At 50 mg/kg bw/day, only two males showed a slight hypertrophy of centrilobular hepatocytes without any other changes; Thus, this dose level was considered as a non-toxic dose. Consequently, under the experimental conditions of this 4-month oral toxicity study, the NOAEL was found to be 50 mg/kg bw/day, based on a LOAEL estimated at 500 mg/kg bw/day (effects on liver in both sexes).

Endpoint conclusion
Endpoint conclusion:
adverse effect observed
Dose descriptor:
NOAEL
50 mg/kg bw/day
Study duration:
subchronic
Species:
rat

Additional information

The toxicity of Dibenzylbenzene, ar-methyl derivative after repeated exposure was evaluated in 2 independent studies in rats with daily oral gavage administration over 3 or 4 months, respectively.

In the 3 months study doses of 10, 100 or 500 mg/kg/d were applied by oral gavage. The test substance caused dose-related increases in liver and kidney weights in both males and females at doses of 100 and 500 mg/kg bw/d. All other effects (effects on haematology, clinical chemistry, histopathology) are considered coincidental and/or without biological importance as they were almost completely reversible after a recovery period of 4 weeks. Based on the available data the dose of 10 mg/kg/d was considered as NO(A)EL under the conditions of this study.

In the 2nd study rats received the test substance at dose levels of 0, 5, 50 and 500 mg/kg/d via oral gavage. No treatment-related mortality or clinical signs were noted and the growth was not affected. At 500 mg/kg bw/day, the compound induced changes suggesting an enzyme induction: hypertrophy of centrilobular (and sometimes mediolobular) hepatocytes in most animals associated with a slight increase in cholesterol levels in males, a slight increase in food intake and in the relative liver weight in both sexes.

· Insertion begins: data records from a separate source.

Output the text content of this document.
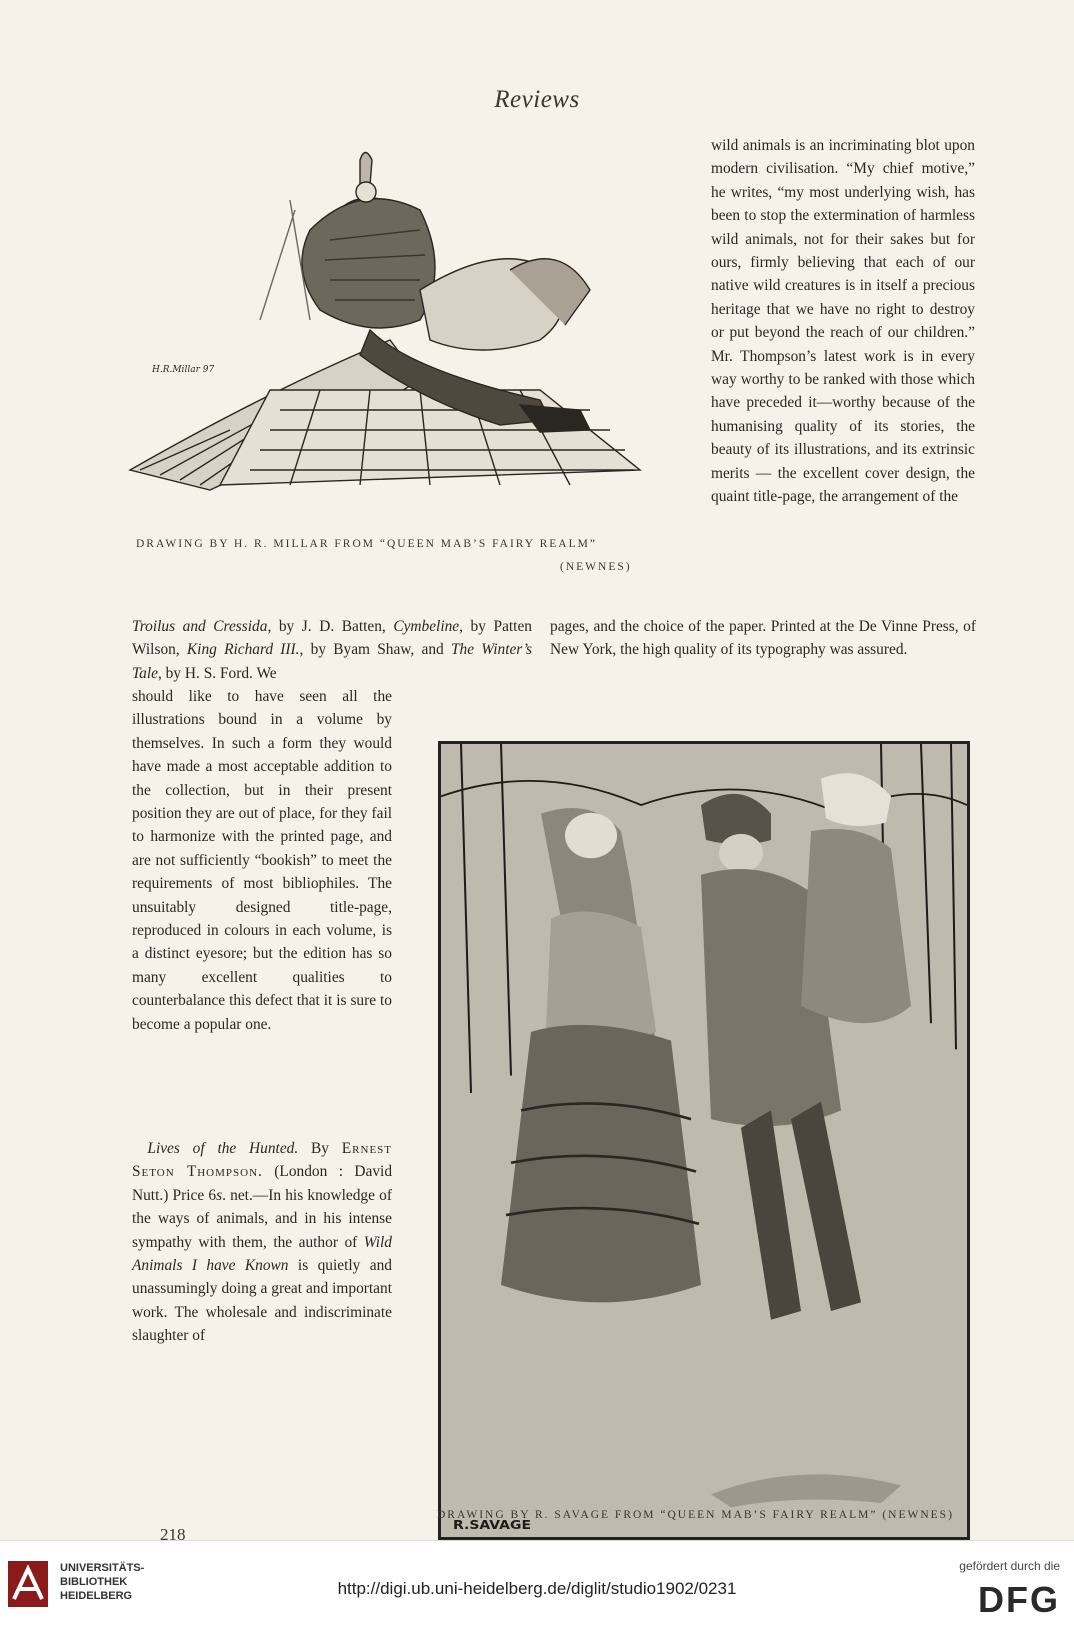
Reviews
H.R.Millar 97
DRAWING BY H. R. MILLAR FROM “QUEEN MAB’S FAIRY REALM”
(NEWNES)

wild animals is an incriminating blot upon modern civilisation. “My chief motive,” he writes, “my most underlying wish, has been to stop the extermination of harmless wild animals, not for their sakes but for ours, firmly believing that each of our native wild creatures is in itself a precious heritage that we have no right to destroy or put beyond the reach of our children.” Mr. Thompson’s latest work is in every way worthy to be ranked with those which have preceded it—worthy because of the humanising quality of its stories, the beauty of its illustrations, and its extrinsic merits — the excellent cover design, the quaint title-page, the arrangement of the

Troilus and Cressida, by J. D. Batten, Cymbeline, by Patten Wilson, King Richard III., by Byam Shaw, and The Winter’s Tale, by H. S. Ford. We
pages, and the choice of the paper. Printed at the De Vinne Press, of New York, the high quality of its typography was assured.
should like to have seen all the illustrations bound in a volume by themselves. In such a form they would have made a most acceptable addition to the collection, but in their present position they are out of place, for they fail to harmonize with the printed page, and are not sufficiently “bookish” to meet the requirements of most bibliophiles. The unsuitably designed title-page, reproduced in colours in each volume, is a distinct eyesore; but the edition has so many excellent qualities to counterbalance this defect that it is sure to become a popular one.

 Lives of the Hunted. By Ernest Seton Thompson. (London : David Nutt.) Price 6s. net.—In his knowledge of the ways of animals, and in his intense sympathy with them, the author of Wild Animals I have Known is quietly and unassumingly doing a great and important work. The wholesale and indiscriminate slaughter of

R.SAVAGE
UNIVERSITÄTS-
BIBLIOTHEK
HEIDELBERG	http://digi.ub.uni-heidelberg.de/diglit/studio1902/0231
gefördert durch die
DFG
DRAWING BY R. SAVAGE FROM “QUEEN MAB’S FAIRY REALM” (NEWNES)
218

A slight increase in kidney weight was noted in high-dose males, but it was considered without toxicological relevance since it was not associated with histological or biological modifications.

At 50 mg/kg bw/day, only two males showed a slight hypertrophy of centrilobular hepatocytes without any other changes. Thus, this dose level was considered as non-toxic dose and hence under the conditions of this 4-month oral toxicity study, the NOAEL was found to be 50 mg/kg/d.

Based on the results of both studies a NOAEL of 50 mg/kg/d was taken forward to derive the DNEL.

Justification for classification or non-classification

No classification for repeated dose effects or target organ toxicity is indicated according to the general classification and labeling requirements for dangerous substances and preparations (67/544 EEC) or the classification, labeling and packaging (CLP) regulation (EC 1272/2008).